SUPER EGO So long, farewell, auf Wiedersehen, good-bye, Ms. 2007. Don’t let the 404 error smack your red-soled Christian Louboutinclomping, MySpace bisexual ass on the way out. And take your tired $500 embroidered jeans, Belgian sunglasses, Hollister panties, Affliction Ts, and fake Bape reeking of your mama’s Target fabric softener with you you know, the one with all the circa-2004 Louis Vuitton rainbow logos on it.
Screw you, Marc Jacobs. Bite me, DJ Tiësto. Can it, rosé-tipsy lady on the dance floor who keeps smacking me in the back of the head with her knock-off Fendi glitter-enameled suede baguette. Arrivederci, neon-streaked hair-don’ts, shuffling texters, drunken Googlers, Killers remixes, Rihanna drag, and Red Bull breath.
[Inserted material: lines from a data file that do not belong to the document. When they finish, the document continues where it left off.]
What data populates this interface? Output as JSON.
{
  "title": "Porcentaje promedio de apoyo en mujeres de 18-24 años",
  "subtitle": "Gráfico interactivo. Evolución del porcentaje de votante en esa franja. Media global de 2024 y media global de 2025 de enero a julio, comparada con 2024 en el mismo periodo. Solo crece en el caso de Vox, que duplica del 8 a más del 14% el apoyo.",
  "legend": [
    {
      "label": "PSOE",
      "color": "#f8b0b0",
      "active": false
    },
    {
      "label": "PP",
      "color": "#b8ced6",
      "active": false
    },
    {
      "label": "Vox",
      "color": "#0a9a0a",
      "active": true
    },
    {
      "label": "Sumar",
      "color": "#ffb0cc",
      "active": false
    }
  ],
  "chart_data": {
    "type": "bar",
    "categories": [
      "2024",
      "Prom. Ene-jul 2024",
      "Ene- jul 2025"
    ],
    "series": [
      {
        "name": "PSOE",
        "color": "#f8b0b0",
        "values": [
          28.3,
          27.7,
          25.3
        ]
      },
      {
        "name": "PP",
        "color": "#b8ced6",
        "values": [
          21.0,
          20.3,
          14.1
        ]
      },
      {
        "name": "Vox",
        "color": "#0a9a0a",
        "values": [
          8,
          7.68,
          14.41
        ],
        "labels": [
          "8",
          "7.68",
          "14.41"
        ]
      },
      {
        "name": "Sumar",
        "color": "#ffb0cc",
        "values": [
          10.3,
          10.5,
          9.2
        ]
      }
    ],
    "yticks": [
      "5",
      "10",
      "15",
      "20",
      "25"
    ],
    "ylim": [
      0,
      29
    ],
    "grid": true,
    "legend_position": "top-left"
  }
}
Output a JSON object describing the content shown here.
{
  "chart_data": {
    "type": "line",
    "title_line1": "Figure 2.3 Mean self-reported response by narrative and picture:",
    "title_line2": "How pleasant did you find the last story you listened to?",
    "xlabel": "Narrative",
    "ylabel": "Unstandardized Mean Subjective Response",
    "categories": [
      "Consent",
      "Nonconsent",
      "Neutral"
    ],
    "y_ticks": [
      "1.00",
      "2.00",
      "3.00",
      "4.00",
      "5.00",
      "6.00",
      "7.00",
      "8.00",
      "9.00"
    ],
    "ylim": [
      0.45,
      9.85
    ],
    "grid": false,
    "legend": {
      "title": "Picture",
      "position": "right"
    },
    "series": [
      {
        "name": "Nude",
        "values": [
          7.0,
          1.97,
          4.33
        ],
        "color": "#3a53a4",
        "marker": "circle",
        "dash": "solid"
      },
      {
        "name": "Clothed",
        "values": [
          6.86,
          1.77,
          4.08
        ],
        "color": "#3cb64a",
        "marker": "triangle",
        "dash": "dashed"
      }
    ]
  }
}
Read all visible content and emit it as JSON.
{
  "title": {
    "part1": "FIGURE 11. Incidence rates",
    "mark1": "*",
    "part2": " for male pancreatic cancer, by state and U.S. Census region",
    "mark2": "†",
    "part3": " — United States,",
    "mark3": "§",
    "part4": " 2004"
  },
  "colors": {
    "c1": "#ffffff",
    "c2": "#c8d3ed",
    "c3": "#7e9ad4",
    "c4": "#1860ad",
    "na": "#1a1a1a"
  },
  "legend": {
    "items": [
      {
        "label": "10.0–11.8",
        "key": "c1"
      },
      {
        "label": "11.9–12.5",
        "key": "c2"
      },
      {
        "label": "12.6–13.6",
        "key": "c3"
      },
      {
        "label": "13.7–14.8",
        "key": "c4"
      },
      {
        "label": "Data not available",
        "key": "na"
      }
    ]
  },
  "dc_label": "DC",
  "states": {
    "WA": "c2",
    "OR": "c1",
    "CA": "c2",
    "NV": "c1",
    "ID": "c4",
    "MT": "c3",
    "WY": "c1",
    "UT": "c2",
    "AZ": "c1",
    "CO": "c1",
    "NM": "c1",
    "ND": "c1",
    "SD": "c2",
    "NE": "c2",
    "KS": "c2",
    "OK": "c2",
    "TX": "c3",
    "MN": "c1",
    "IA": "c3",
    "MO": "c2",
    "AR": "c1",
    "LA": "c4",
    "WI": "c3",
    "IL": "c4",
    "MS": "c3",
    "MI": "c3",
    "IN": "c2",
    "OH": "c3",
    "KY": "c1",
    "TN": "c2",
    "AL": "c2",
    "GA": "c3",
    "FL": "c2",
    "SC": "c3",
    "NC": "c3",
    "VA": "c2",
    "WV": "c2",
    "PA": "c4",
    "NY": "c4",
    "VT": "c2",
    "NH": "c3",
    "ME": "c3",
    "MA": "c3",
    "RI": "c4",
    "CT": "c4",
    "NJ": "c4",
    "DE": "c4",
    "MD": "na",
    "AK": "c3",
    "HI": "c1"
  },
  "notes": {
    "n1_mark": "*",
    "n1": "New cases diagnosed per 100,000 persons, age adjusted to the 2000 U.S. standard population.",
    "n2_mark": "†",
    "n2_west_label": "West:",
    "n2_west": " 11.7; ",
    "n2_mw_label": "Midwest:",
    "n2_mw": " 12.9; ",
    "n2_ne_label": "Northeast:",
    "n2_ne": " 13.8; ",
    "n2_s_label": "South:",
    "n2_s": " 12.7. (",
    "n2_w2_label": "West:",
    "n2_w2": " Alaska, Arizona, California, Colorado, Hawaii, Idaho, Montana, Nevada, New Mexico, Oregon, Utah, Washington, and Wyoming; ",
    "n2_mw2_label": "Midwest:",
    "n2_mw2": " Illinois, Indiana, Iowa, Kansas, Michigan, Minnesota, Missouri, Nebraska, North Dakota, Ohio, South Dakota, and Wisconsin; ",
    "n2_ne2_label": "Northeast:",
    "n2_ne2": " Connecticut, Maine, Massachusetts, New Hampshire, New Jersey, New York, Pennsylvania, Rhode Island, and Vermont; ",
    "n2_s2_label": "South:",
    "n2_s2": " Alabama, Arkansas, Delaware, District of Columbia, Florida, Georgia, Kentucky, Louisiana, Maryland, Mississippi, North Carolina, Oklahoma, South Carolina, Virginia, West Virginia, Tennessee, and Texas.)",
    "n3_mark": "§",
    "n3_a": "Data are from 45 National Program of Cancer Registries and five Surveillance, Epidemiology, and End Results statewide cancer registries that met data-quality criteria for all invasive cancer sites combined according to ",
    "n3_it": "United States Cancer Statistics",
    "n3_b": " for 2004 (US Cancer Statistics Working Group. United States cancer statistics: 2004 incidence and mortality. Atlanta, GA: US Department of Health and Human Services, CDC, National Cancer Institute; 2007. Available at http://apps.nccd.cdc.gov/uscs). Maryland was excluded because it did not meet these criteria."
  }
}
Au revoir, veneer of social networking. Sayonara, bump watch. Fuck off, gay-lined tweeners.
Heyz, Marke B.! Can’t we get a little more <3???
Totez!!11!one. I know it’s halfway through January, but I had to let my bitter 2k7 hens out and the above are just so country. I’m zipping them into my lead-lined Hannah Montana backpack and tossing them gracefully yet firmly, in one sweeping motion, with my profile turned toward the camera, chin up onto the raging pyre of fashion victimology. ‘K? The new year has me feeling positively jagged with sophistication, deliciously complex, and I need a squeaky-clean slate to cut my witty lines on. (Best overheard club phrases of 2008 so far: "Are those pants or a skirt?" and "This bathroom smells like Fritos and cum!" and "From the top you looked like someone else, but from the front you look like yourself.")
Also: fuzzy resolutions. It’s time to get more worldly, more intel, more funkily interconnected. Time to put the pow in MIA, the wise in dubwize, the balls in global. Everyone on the scene’s been snugging on their knit Sherpa thinking caps, braiding all of their international musical tastes together, and letting them hang down cutely over their ears. The fractured bass lines pumping through the multiculti underground are raising the roof of the world.
What the hell am I talking about? My secret favorite forward-thinking monthly of the past year: Surya Dub. I need to pack my glass bong up and hit there more on the regular.
Rocketing toward its first anniversary at Club Six, Surya Dub’s one of the few joints in San Francisco where the crowd is truly interdenominational, where representatives from all of the latest club contingents Balkan lovers, Bollywood dreamers, rave revivalists, stoned dubsters, ancient househedz, indie cosmopolites, post-hyphy hoppers, grime gawkers, ragga ragers, and eager sublebrities meet in a kind of United Nations of Nightlife, getting off to a tuneful mulligatawny of pan-planetary styles.
Resident and cofounder Maneesh the Twister describes Surya’s sound as "dread bass music." "There’s not really a genre that fully encompasses what we do," he told me over e-mail from Southeast Asia, where he was breaking for the hols. "Obviously there’s a heavy bass component which is the foundation, and a prominent dub influence, but one of our main goals is to bring seemingly disparate music styles and communities together. Hence our vision to bridge the gap between organic styles such as reggae, bhangra, and other global beats and more electronic styles such as dubstep, glitch, breakbeat, and drum ‘n’ bass."
Maneesh, who also resides at the fab Dub Mission weekly (www.dubmisionsf.com), went on to name-check some of his favorite regular parties Surefire Dubstep, Grime City, Nonstop Bhangra and a few Surya-friendly up-and-coming music makers, like Roommate, Juju, Process Rebel, and Matty G. But his bass-loving heart really pumps for his own Surya Dub Crew, which includes DJs Kush Arora, Amar, Ripley, Kid Kameleon, Jimmy Love, Ross Hog, and Neta, along with MC Daddy Frank and VJ Ohashi.
"For our anniversary celebration we’re presenting a huge coalition of local artists called the Bay Area Dubwize Soundclash, featuring J-Boogie, the Antiserum, Sam Supa, and Emcee Child," Maneesh wrote. "We wanted to book some UK and European guests, too," he added sheepishly, "but they’d rather be earning euros. Can’t say I blame them, really. Underground music here is a far ways from being as economically viable as it is in Europe."
Maybe the International Monetary Fund oughta launch an underground-nightlife development program.